Wayfair Shareholders Have Every Right to Be Concerned After Its Losses

October 31, 2019 by Jon C. Ogg

Having revenue growth of more than 35% is above and beyond the norm. It’s also a number that would attract many growth investors if it was in a vacuum. In the actual world, sometimes 35% growth comes at too large a cost. This is the case of the online direct-to-consumer furniture and home decor player Wayfair Inc. (NYSE: W). Investors saw double-digit percentage declines on Thursday after Wayfair turned in its earnings report showing wider losses than expected.

Wayfair’s adjusted loss came to $2.23 per share, wider than the expected −$2.10 per share from the Refinitiv consensus estimates. As for all the growth, Wayfair’s result was −$1.28 per share in the same quarter a year ago, and despite having been public for nearly five years the online seller is still nowhere close to being profitable.

The company’s actual revenue growth was 35.9%. That’s a gain of more than $607 million to more than $2.3 billion. The consensus estimate was calling for $2.27 billion in revenues.
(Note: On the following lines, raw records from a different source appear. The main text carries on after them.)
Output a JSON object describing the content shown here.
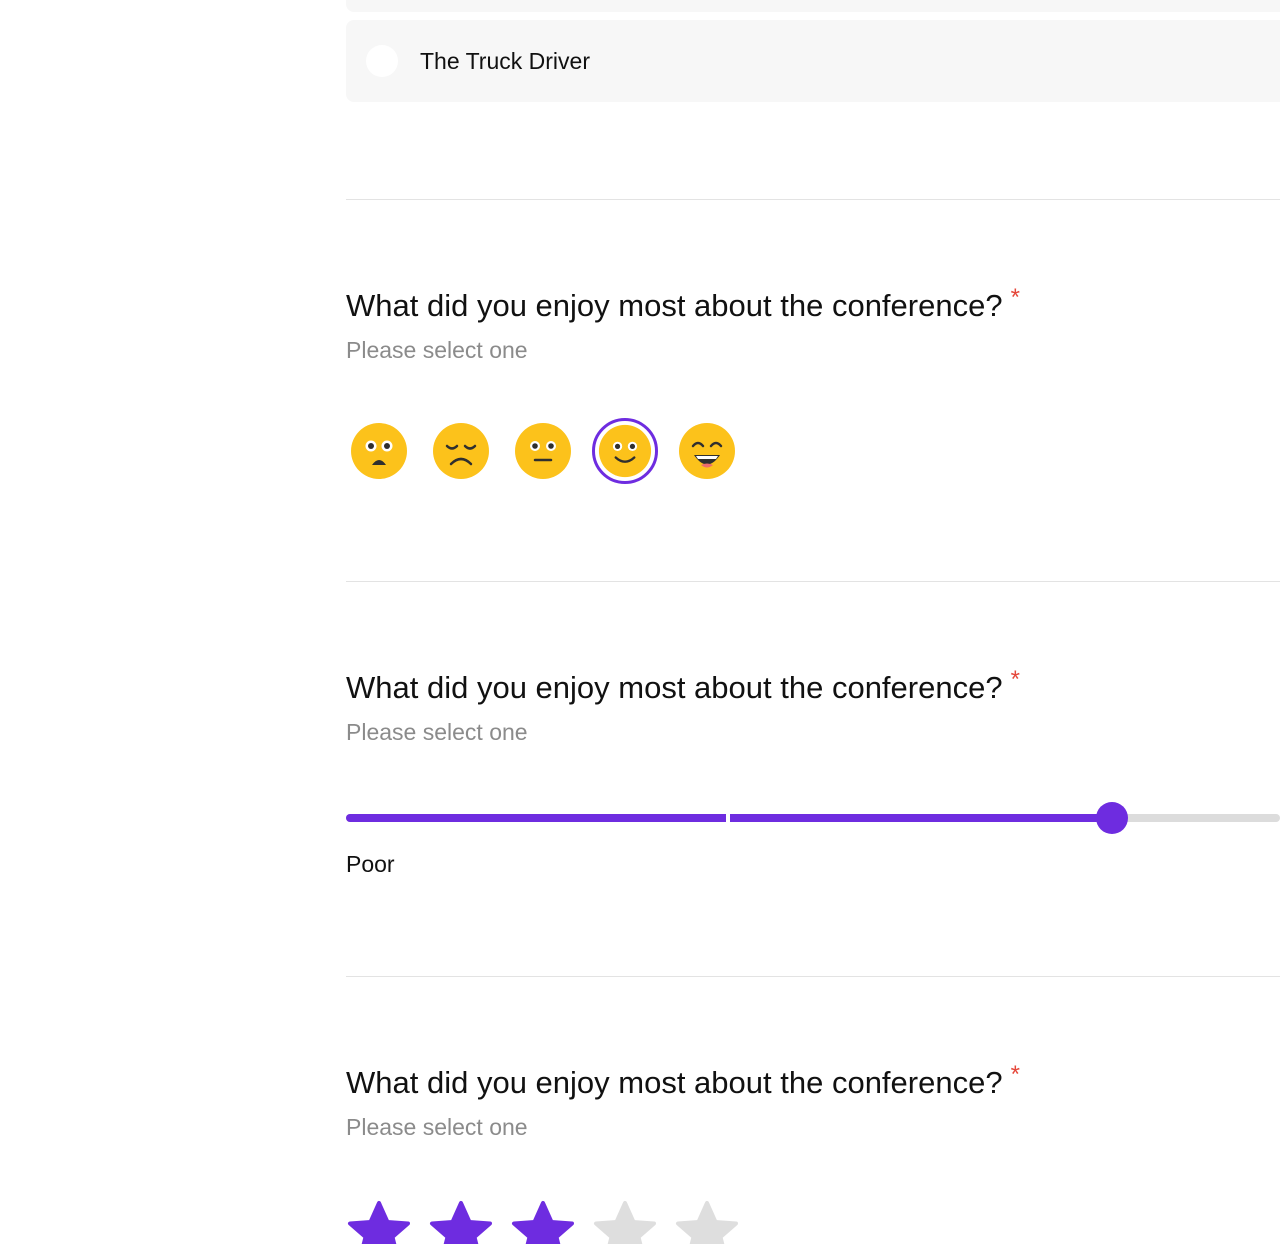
{
  "option_prev": {
    "label": ""
  },
  "option_truck": {
    "label": "The Truck Driver"
  },
  "questions": [
    {
      "title": "What did you enjoy most about the conference?",
      "required_mark": "*",
      "hint": "Please select one"
    },
    {
      "title": "What did you enjoy most about the conference?",
      "required_mark": "*",
      "hint": "Please select one"
    },
    {
      "title": "What did you enjoy most about the conference?",
      "required_mark": "*",
      "hint": "Please select one"
    }
  ],
  "emoji_rating": {
    "options": [
      "frowning-open-mouth-face-icon",
      "sad-face-icon",
      "neutral-face-icon",
      "slightly-smiling-face-icon",
      "grinning-face-icon"
    ],
    "selected_index": 3
  },
  "slider_rating": {
    "value_fraction": 0.82,
    "min_label": "Poor"
  },
  "star_rating": {
    "max": 5,
    "value": 3
  },
  "colors": {
    "accent": "#6e2ce0",
    "required": "#e5473a",
    "hint": "#8b8b8b",
    "emoji_face": "#fcc21b",
    "star_inactive": "#dedede",
    "card_bg": "#f7f7f7"
  }
}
To add insult to injury here in a hyper-growth story gone awry, Wayfair’s fourth-quarter revenue guidance came in a range of $2.48 billion to $2.52 billion. The consensus estimate was $2.67 billion.

Wayfair’s quarterly highlights all sounded impressive on the surface. Among more than a dozen data points, there were some metrics that sound rather impressive when compared to the same quarter a year earlier. Its number of active direct retail customers was 19.1 million, up 37.6% from a year ago. Trailing net revenue per active customer was up 1.4% to $449, and the orders per customer rose to 1.85 in the third quarter from 1.84 a year earlier. And its repeat customers placed 67.3% of total orders, up from 66.3% a year earlier, with repeat customers having placed 6.1 million orders (up over 33%) in the third quarter. Wayfair’s average order value rose to $252 (from $244) in the quarter and its mobile order penetration rose to 53.8% of total orders delivered (from 49.4%).

Wayfair CEO and co-founder Niraj Shah tried to sound upbeat about the situation:

We could not be more confident in the future growth of the business. Our business continues to benefit from meaningful long term investments that directly and dramatically impact the customer experience further propelled by a massive structural shift in shopping behavior from offline to online. … we have continued to expand our logistics network to meet a high level of customer demand in both North America and Europe. … We are excited for the upcoming holiday season, and expect to continue to disrupt the current retail landscape through innovative solutions to traditional customer pain points as we solidify Wayfair’s position as the best place to shop across all home-related categories.

Again, the growth side of all these numbers sound more than impressive on the surface, when it is hard to find many companies still in hyper-growth mode that have been public for five years or more. In the real world, there is a reason shareholders have a right to be worried even as the stock is down over 50% from its 52-week high. Many so-called unicorn-IPO candidates and recent IPOs have performed horribly because they are losing money at a furious pace and have limited to no real expectations of posting actual profits anytime soon. It’s easy to make the case that the only real difference here is that Wayfair is already public.

Wayfair has been a public company since late 2014, and it is nowhere close to profitability. Refinitiv’s consensus annual estimates call for earnings to be −$6.62 per share in 2019 and −$6.14 per share in 2020. The consensus revenue growth is about 36% to $9.23 billion in 2019 and almost 30% growth to almost $12 billion in 2020. Its loss was $4.09 per share in 2018. As revenues are in hyper-growth, its losses are not compressing to the point of profitability. The company can claim that it is investing aggressively all day long, but what happens if the global economy continues slowing and if the United States actually gets closer to a recession that the media was improperly or prematurely calling for?

The S&P 500 just hit an all-time high this week, and the index was up over 20% year to date. Wayfair’s 16.6% drop to $84.30 is against a 52-week range of $76.60 to $173.72, after peaking in February of this year.

Wayfair wants to outgrow Amazon in the world of furniture and home decor, but the company doesn’t have high-end organic and natural grocery stores, millions of annual paid subscriptions and one of the two most widely recognized cloud hosting operations to offset all the losses. A drop of more than 50% at this point from the peak in 2019 sounds bad enough, but hyper revenue growth and no calls for profitability any time soon is just a hard pill for investors to keep swallowing.

If Wayfair wants to entice more shareholders into buying into its long-term opportunity, the company is going to have to raise prices or figure out a way to cut its operating costs drastically.